Canadian fintech Bloom Finance announced it’s launching the first lifetime fixed-rate reverse mortgage in the country. appleuzr/iStockPhoto / Getty Images

Oh, hi again. In today’s edition, we’re talking about a new reverse mortgage that promises rate stability for life, a partnership that could make sending money abroad easier, and why Canadians are cooling off on GICs.

Canada’s small but fast-growing reverse mortgage market is getting a shakeup.

Bloom Finance, a Canadian fintech that specializes in reverse mortgages, announced this week it’s launching the first lifetime fixed-rate reverse mortgage in Canada.

If you’ve never looked into reverse mortgages before, here’s the gist: They’re loans that let homeowners aged 55+ tap into up to about 55 per cent of their home’s current value. The money you get is tax-free, doesn’t affect government benefits like OAS or GIS, and you don’t have to make monthly payments. The loan and interest are paid back when you sell your home, move out or pass away.

Reverse mortgages have long been criticized, in part because of the large amount of interest that accrues in the background, and at high rates. The market has expanded rapidly in recent years as more seniors look for ways to stay in their homes despite high living costs and rising interest rates.

Most reverse mortgages offer either variable rates or fixed terms that last up to five years. That means when your term ends, your rate could change, and for retirees living on set incomes, that uncertainty can be nerve-racking.

Bloom says it aims to take that anxiety off the table by locking in your interest rate for life.

Right now, that lifetime rate sits at 6.69 per cent, higher than competitors such as Equitable Bank (6.54 per cent for a five-year fixed term) or HomeEquity Bank (6.64 per cent).

“The reason we did this was to eliminate the uncertainty,” said Ben McCabe, founder and CEO of Bloom. While the rate is fixed once you’ve locked in, the current 6.69 per cent rate will likely fluctuate with 20-year bond yields for new customers, he said.

Bloom will also waive prepayment penalties if you downsize, move into assisted living or pass away. You can even move to another qualifying home and keep your locked-in rate.

That said, if you leave early for other reasons, the penalties are quite steep – starting at 8 per cent in the first year, then dropping a percentage point each year until year five, after which it falls to three months’ interest.

“The reason is because we are locking in money for such a long term,” Mr. McCabe said. “It’s very expensive for us to break the loan.”

The product isn’t for everyone. It’s meant for homeowners planning to stay put long-term, not those who might want to pay off the loan or move within a few years, Mr. McCabe said. “We are really looking for lifetime clients.”

Jason Heath, managing director of Objective Financial Partners, said the appeal is obvious for retirees worried about rising rates. “It’s almost like buying an insurance policy against the risk of interest rates going up,” he said.

But Mr. Heath said you don’t have to make payments on the reverse mortgage during the life of the mortgage. “So, if interest rates do go up, although it might be unpleasant because you’re paying more, your payments don’t increase the same way they could for a conventional borrower.”

Overall, Mr. Heath said this innovation is a win for consumers. “I suspect there will be more and more competition here in Canada from different reverse mortgage providers and more products like this, which give consumers more options,” he said.

Were you pushed to retire early owing to a personal health issue or to be a caregiver? If you would like to chat, e-mail me at mraman@globeandmail.com.
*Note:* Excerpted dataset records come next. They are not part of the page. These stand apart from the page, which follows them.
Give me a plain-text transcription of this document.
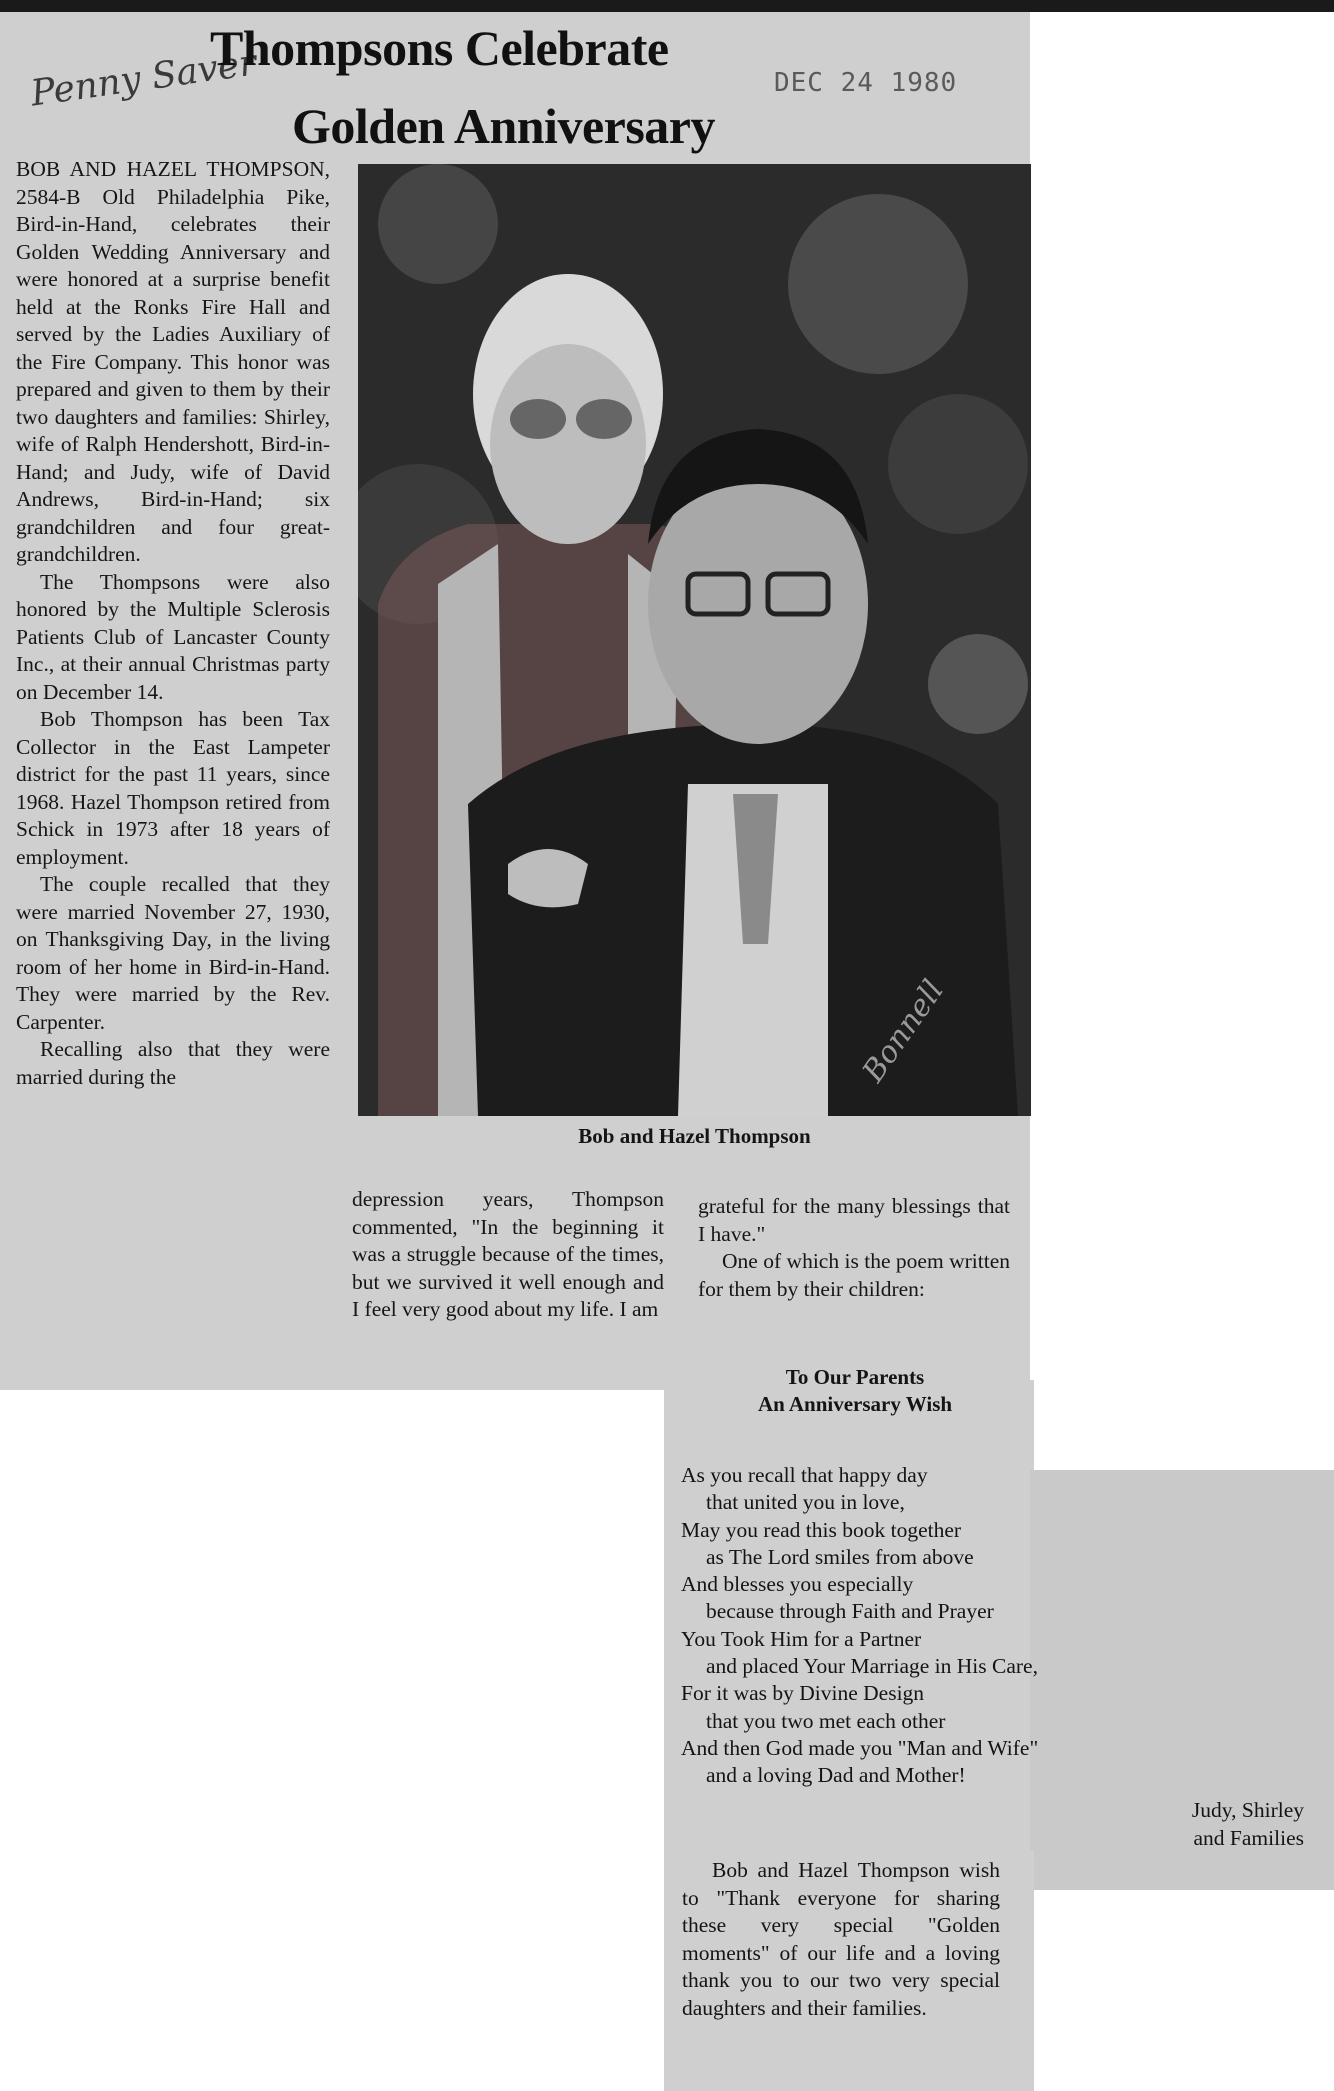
Penny Saver	DEC 24 1980
Thompsons Celebrate
Golden Anniversary

BOB AND HAZEL THOMPSON, 2584-B Old Philadelphia Pike, Bird-in-Hand, celebrates their Golden Wedding Anniversary and were honored at a surprise benefit held at the Ronks Fire Hall and served by the Ladies Auxiliary of the Fire Company. This honor was prepared and given to them by their two daughters and families: Shirley, wife of Ralph Hendershott, Bird-in-Hand; and Judy, wife of David Andrews, Bird-in-Hand; six grandchildren and four great-grandchildren.

The Thompsons were also honored by the Multiple Sclerosis Patients Club of Lancaster County Inc., at their annual Christmas party on December 14.

Bob Thompson has been Tax Collector in the East Lampeter district for the past 11 years, since 1968. Hazel Thompson retired from Schick in 1973 after 18 years of employment.

The couple recalled that they were married November 27, 1930, on Thanksgiving Day, in the living room of her home in Bird-in-Hand. They were married by the Rev. Carpenter.

Recalling also that they were married during the	Bonnell
Bob and Hazel Thompson

depression years, Thompson commented, "In the beginning it was a struggle because of the times, but we survived it well enough and I feel very good about my life. I am

grateful for the many blessings that I have."

One of which is the poem written for them by their children:

To Our Parents
An Anniversary Wish
As you recall that happy day
that united you in love,
May you read this book together
as The Lord smiles from above
And blesses you especially
because through Faith and Prayer
You Took Him for a Partner
and placed Your Marriage in His Care,
For it was by Divine Design
that you two met each other
And then God made you "Man and Wife"
and a loving Dad and Mother!
Judy, Shirley
and Families

Bob and Hazel Thompson wish to "Thank everyone for sharing these very special "Golden moments" of our life and a loving thank you to our two very special daughters and their families.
How much term deposit balances – such as GICs – dropped in August year-over-year, according to McVay and Associates’ most recent report. Meanwhile, demand deposit balances – cash sitting in chequing and savings accounts – jumped 8.7 per cent.

What they’re saying: “The interest rates on GICs are looking less attractive as they decline,” said consulting firm owner David McVay. “The competition is moving toward using high-rate savings to attract balances right now, not using GICs.”

The situation: Glenn Cuthbertson retired in 2022 at age 60 after 34 years teaching elementary school. The pandemic’s shift to online learning convinced him it was time. After an emotional farewell, he filled his days with hockey, yoga, computer classes and photography. Knee surgery in 2024 prompted a move from the suburbs to a condo near Toronto’s St. Lawrence Market. Now, with his children and their partners close by, he walks more than ever, often with his son’s dog, Leo.

The numbers: Glenn and his wife, a university professor in phased retirement, have defined-benefit pensions, RRSPs and other investments. Careful budgeting means they haven’t had to cut back, though they still shop thriftily.

His advice: One of the biggest adjustments in retirement is learning how to structure your days. “Morning coffee and a relaxing read are great ways to get the day going, but they can eat up half your day if you let them,” he says. Living downtown has made it easier to stay active and connected. “With my knee replacements, being able to walk without pain has made retirement much more of what I had hoped for,” he says.